I'm trying to understand the timing of the events inside of guardian (a 1/4 second is definitely a bit of a discrepency), but I'm curious why this timing issue is of such concern.
The EPICS time stamp as seen at the time of the event I believe is set by the system clock on h1guardian1. The time stamp recorded in the data for the transition might be set by the DAQD EDCU. We should confirm with Jonathan and Dave. The logs are time stamped when they are processed by the journald on h1guardian1.

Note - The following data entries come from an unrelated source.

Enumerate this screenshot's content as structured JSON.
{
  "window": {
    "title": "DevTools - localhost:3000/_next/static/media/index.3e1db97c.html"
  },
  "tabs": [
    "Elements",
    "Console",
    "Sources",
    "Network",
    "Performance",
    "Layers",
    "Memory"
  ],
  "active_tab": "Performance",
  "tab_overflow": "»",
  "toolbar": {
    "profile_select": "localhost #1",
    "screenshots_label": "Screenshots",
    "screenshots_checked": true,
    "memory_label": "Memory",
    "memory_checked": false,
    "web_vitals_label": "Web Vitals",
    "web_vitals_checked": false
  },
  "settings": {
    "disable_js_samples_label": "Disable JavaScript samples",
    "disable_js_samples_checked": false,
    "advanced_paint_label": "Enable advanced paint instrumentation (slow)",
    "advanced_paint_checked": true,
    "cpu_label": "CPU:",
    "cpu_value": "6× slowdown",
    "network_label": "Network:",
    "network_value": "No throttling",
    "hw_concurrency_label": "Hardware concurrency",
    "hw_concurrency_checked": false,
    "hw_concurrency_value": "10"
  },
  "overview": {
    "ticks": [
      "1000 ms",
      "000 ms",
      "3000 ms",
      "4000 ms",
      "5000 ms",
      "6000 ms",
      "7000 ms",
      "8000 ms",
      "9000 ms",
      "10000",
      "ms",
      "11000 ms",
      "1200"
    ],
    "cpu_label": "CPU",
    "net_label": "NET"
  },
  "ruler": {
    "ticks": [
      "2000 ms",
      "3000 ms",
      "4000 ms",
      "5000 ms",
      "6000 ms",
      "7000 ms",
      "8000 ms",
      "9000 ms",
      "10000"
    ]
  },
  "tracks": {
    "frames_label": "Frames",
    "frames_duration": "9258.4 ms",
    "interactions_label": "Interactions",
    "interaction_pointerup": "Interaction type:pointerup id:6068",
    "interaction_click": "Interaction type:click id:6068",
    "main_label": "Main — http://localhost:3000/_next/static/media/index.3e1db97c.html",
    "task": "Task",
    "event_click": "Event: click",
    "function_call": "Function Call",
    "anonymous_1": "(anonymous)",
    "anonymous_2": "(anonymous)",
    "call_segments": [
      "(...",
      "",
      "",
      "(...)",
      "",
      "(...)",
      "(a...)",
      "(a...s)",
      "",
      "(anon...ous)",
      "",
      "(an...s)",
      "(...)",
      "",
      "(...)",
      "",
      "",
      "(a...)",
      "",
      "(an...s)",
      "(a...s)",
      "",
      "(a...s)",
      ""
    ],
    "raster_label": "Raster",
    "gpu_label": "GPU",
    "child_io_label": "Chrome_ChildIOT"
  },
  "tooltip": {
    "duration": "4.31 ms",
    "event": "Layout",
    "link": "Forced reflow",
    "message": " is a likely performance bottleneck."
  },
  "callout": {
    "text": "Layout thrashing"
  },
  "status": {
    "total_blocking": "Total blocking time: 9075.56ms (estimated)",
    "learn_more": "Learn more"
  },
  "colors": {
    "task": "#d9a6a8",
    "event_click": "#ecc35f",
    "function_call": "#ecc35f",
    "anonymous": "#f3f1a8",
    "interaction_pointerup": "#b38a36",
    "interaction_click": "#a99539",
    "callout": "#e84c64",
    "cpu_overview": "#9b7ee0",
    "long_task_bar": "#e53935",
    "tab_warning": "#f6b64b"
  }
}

While the setting of the STATE channels and the emission of the log that you're looking at happen adjacent to each other in the code, they're definitely not guaranteed to end up with the same timestamp, since there's various other variables at play. 1/4 second does seems pretty different, though, I agree, so I will try to investigate what's causing the relative timing slop.
But I'm puzzled why this is of such concern. Is it just about wanting to know which time is more authoritative? I would just use either as a guide to look at the real-time data as recorded via DAQD. If you're worried about when exactly a slow channel actuated by guardian changed, look at the record of the slow channel directly. But please do help me understand what the ultimate concern is so that I can know how to help.